EAD conveyed to the Bank that the Ministry of Energy (Power Division) intends to avail WB’s support under Non Lending Technical Assistance for carrying out the following broad activities to facilitate private sector participation in the Discos: (i) draft guidelines for private sector participation in Discos and the competitive process for inviting the private investors/ operators; (ii) sector financial sustainability and sensitivity analysis including development of sector financial model, framework on uniform tariffs for Discos, management of Discos’ liabilities and subsidy management procedure; (iii) updating licensing eligibility criteria and rules for distribution and for supplier of last resort; (iv) developing a communication strategy and implementation action plan; (v) developing/ proposing HR strategy and action plan for implementation; and (vi) assessment of impact of market evolution on private sector participation in Discos.

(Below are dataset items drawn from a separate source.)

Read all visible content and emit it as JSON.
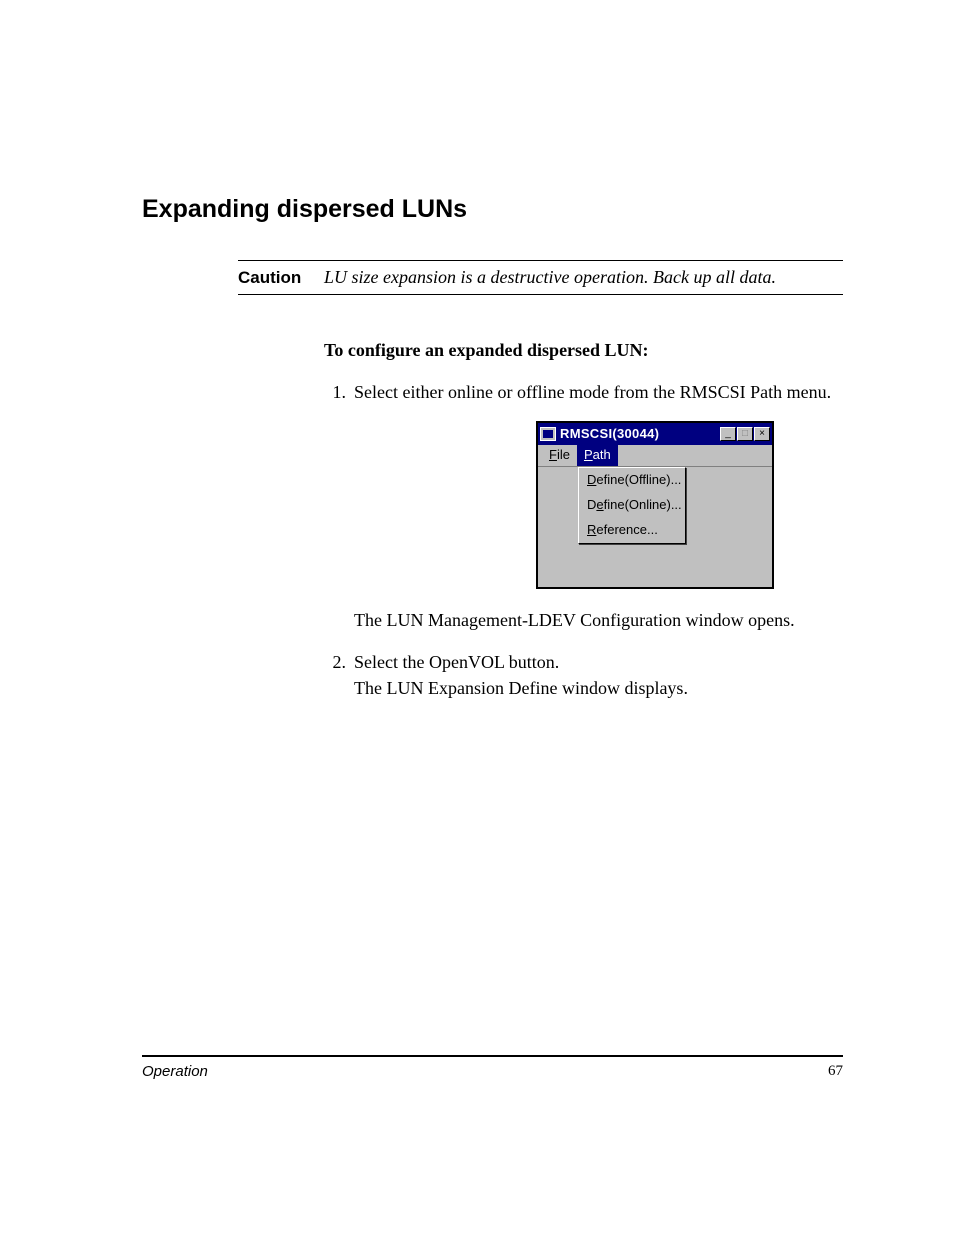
{
  "heading": "Expanding dispersed LUNs",
  "caution": {
    "label": "Caution",
    "text": "LU size expansion is a destructive operation. Back up all data."
  },
  "instructionHeading": "To configure an expanded dispersed LUN:",
  "steps": [
    {
      "num": "1.",
      "text": "Select either online or offline mode from the RMSCSI Path menu.",
      "result": "The LUN Management-LDEV Configuration window opens."
    },
    {
      "num": "2.",
      "text": "Select the OpenVOL button.",
      "result": "The LUN Expansion Define window displays."
    }
  ],
  "dialog": {
    "title": "RMSCSI(30044)",
    "menus": {
      "file": "File",
      "path": "Path"
    },
    "dropdown": [
      "Define(Offline)...",
      "Define(Online)...",
      "Reference..."
    ],
    "controls": {
      "minimize": "_",
      "maximize": "□",
      "close": "×"
    }
  },
  "footer": {
    "section": "Operation",
    "page": "67"
  }
}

EAD has asked World Bank to consider the request of Ministry of Energy (Power Division) and indicate its commitment to support the proposal under NLTA.
Recently, a high level meeting presided over by Prime Minister Shehbaz Sharif decided to privatise certain power distribution companies.
In Phase-I, IESCO, GEPCO, and FESCO will be fully privatised, followed by LESCO, MEPCO, and HAZECO in Phase-II. SEPCO, HESCO, and PESCO will be offered long-term concession agreements to the private sector, while TESCO and QESCO will remain under government control due to their unique conditions.
The Privatisation Commission has been directed to hire a transaction advisor and complete necessary formalities to finalise Phase-I transactions by January 2026. The Power Division will engage a technical advisor to review the regulatory and policy framework for the privatisation and outsourcing of Discos.